3.5 Prevention of malaria and dengue

• Specific preventive interventions for malaria must be based on an informed assessment of the local situation, including on the prevalent parasite species and the main vectors.

• An increase in mosquito numbers may be delayed following flooding, allowing time for implementation of preventive measures such as indoor residual spraying of insecticides, or the re-treatment/distribution of insecticide-treated nets preferably long-lasting insecticidal nets (LLIN) in areas where their use is wellknown and accepted.

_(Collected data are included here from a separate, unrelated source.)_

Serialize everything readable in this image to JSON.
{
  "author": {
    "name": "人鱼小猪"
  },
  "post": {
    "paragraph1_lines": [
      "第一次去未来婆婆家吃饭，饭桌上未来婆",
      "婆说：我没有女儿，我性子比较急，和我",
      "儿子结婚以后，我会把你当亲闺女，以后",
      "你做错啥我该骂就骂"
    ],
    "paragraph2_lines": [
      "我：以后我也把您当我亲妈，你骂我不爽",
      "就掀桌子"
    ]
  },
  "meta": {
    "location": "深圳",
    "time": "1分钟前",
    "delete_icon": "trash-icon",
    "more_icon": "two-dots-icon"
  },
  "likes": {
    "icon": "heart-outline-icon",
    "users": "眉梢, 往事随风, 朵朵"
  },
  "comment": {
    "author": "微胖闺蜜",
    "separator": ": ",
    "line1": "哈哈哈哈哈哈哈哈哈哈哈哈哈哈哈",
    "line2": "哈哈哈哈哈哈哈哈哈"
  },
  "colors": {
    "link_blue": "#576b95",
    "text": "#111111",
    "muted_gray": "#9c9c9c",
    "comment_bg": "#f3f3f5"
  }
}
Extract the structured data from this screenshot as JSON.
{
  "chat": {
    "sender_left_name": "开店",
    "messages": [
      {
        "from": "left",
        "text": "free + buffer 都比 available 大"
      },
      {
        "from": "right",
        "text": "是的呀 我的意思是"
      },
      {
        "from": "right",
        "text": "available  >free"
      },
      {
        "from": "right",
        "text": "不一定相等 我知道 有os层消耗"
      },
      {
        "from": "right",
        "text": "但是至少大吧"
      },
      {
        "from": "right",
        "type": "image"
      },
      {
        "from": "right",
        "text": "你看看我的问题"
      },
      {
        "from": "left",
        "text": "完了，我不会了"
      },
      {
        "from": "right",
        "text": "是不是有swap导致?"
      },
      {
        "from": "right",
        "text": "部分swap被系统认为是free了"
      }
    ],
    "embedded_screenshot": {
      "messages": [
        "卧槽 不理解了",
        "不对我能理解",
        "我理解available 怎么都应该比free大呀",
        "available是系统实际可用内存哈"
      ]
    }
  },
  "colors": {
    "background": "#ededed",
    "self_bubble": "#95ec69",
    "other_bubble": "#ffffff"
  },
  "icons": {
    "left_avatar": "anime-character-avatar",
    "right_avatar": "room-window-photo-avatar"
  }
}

• Early detection of a possible malaria outbreak can be enhanced by monitoring weekly case numbers must be part of the surveillance/early warning system.

Periodic laboratory confirmation of rapid test-positive fever cases is recommended to track the slide/test positivity rate.

• Treatment with artemisinin-based combination (ACT) therapy should be provided free of charge to the user in disaster-affected areas with falciparum malaria. An active search for fever cases may be necessary to reduce mortality.

• For dengue, the main preventive efforts should be directed towards vector control.

Social mobilization and health education of the community should emphasize elimination of vector breeding sites as much as possible, specifically by:

- continuous covering of all stored water containers;
- removal or destruction of solid debris where water can collect (bottles, tyres, tins, etc.).